Community building isn’t easy, but it’s rewarding, and having a positive impact on the lives of people over the years has helped me fulfill my own sense of purpose. The work I’ve done throughout my career, and continue to do, is really meaningful to me. But public officials’ work is never done. I felt like I’ve given the better part of my career to public service, and it’s helped me to be a better person. I understand the value of different perspectives and opinions, and that helps me be better.

Now I get to give something back to this profession that’s done so much for me. I’m a huge proponent of lifelong learning, and I hope to learn a lot from others as part of this experience too.

Are there any early goals you aim to accomplish going in? Any long-term goals?

During my first year, I’ll serve as president-elect under the leadership of Jim Malloy, who is the City Manager of Lexington, Massachusetts. He will assume his role as president during the Unite Digital event, this year’s ICMA Annual Conference that runs from September 23-26. I look forward to serving with Jim and helping navigate us through recovery from the COVID pandemic. I’ll later assume my role as president at the 2021 ICMA Annual Conference in Portland, Oregon.

During my presidency, I anticipate the world will be a much different place than it is today. The global pandemic will hopefully be behind us; however, we will still be dealing with issues such as social equity in an extremely polarized political environment. No matter what the outcome of the 2020 election is, it is highly likely that divisions in our country will still exist. Local governments are on the front lines, and we have to figure out ways to engage in conversations on these difficult issues and build civility in our communities. With constructive education, input and conversations, we can develop policies that are responsive to our communities’ needs and help rebuild capacity.

How will your roots in California municipal government inform your role as a leader in city management across the country and the world?

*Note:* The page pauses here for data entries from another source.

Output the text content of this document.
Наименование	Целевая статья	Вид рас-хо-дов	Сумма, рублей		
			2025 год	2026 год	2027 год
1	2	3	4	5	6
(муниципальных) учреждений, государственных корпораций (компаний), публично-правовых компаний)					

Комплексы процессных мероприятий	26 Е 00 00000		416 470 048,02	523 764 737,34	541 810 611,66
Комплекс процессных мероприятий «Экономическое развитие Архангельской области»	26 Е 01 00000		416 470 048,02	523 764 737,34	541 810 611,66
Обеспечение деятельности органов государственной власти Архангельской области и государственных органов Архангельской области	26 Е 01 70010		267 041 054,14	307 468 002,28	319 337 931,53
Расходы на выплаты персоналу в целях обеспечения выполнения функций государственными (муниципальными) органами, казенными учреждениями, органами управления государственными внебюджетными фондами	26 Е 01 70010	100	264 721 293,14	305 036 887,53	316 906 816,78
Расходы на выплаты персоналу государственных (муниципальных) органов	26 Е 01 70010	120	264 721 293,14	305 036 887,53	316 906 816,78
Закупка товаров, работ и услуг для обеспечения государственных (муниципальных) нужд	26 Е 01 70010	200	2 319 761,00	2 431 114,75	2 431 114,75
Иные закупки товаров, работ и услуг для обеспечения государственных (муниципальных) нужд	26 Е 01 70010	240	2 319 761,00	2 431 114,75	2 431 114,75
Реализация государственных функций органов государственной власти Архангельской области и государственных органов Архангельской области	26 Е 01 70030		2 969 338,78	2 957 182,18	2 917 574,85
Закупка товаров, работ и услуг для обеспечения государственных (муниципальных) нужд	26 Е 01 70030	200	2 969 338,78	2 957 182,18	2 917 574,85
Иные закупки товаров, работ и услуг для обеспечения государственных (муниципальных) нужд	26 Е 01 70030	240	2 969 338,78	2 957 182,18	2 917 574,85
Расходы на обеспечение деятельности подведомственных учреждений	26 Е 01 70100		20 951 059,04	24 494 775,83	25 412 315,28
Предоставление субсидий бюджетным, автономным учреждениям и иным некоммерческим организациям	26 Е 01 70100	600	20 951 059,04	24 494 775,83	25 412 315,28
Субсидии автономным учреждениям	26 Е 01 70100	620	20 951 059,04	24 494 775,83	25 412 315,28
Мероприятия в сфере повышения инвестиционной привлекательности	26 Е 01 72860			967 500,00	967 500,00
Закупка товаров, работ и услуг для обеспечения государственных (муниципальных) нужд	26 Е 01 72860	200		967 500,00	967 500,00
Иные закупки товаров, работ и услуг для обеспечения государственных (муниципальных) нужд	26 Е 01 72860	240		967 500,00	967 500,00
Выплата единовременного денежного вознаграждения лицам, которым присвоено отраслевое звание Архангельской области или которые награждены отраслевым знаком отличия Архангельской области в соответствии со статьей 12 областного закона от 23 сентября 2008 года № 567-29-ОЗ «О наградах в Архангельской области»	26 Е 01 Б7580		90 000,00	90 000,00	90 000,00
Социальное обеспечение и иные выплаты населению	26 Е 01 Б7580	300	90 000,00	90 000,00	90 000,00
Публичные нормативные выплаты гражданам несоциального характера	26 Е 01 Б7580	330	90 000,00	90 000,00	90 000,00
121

I’ve had the fortunate blessing to work in California throughout my professional career, and California is really unique. We are an incredibly diverse state, not only from a demographic perspective but from a resource, economic and global perspective. We’re home to Silicon Valley, we have two of the largest ports in the country, we’re the film capital of the world, and our cities have some of the highest tourism rates of anywhere. The experiences that I’ve had in both Northern and Southern California have forced me to look differently at issues. For example, water issues in Northern California are very different from water issues in Southern California – and that’s challenged my whole thinking about how I problem-solve at the local, regional and statewide level.

My experience in California has prepared me well to hear from leaders around the world on a myriad of issues. I’ll have to learn a lot about how solving a sewage problem in India may help people in China with forest restoration, or how addressing the fires  in Australia will help recovery efforts in Canada or the United States. California is typically looked at in the context of being a bellwether in many ways as it relates to innovation, economic stewardship, economic strength and more. Being on the ground here for almost 30 years gives me a good perspective on how to approach problem-solving in different ways to find solutions for particular communities. It’s a really dynamic time, this is a really exciting opportunity and being in California has helped prepare me for some of the regional and global issues that I’ll be trying to address.

What is your vision for collaborating with other organizations like CCMF in the city management community?

ICMA doesn’t solve the world’s problems on its own, and neither does any one city. So, we need partners. From my perspective, the work that the California City Management Foundation (CCMF) is doing in terms of advocating on behalf of local government, in terms of building capacity among people in local government and helping bring people into this profession, is equally as important as what ICMA is doing. I admire the work that CCMF is doing, I’m supportive of the work that CCMF is doing, and I think that we can work really well together in trying to achieve a common goal.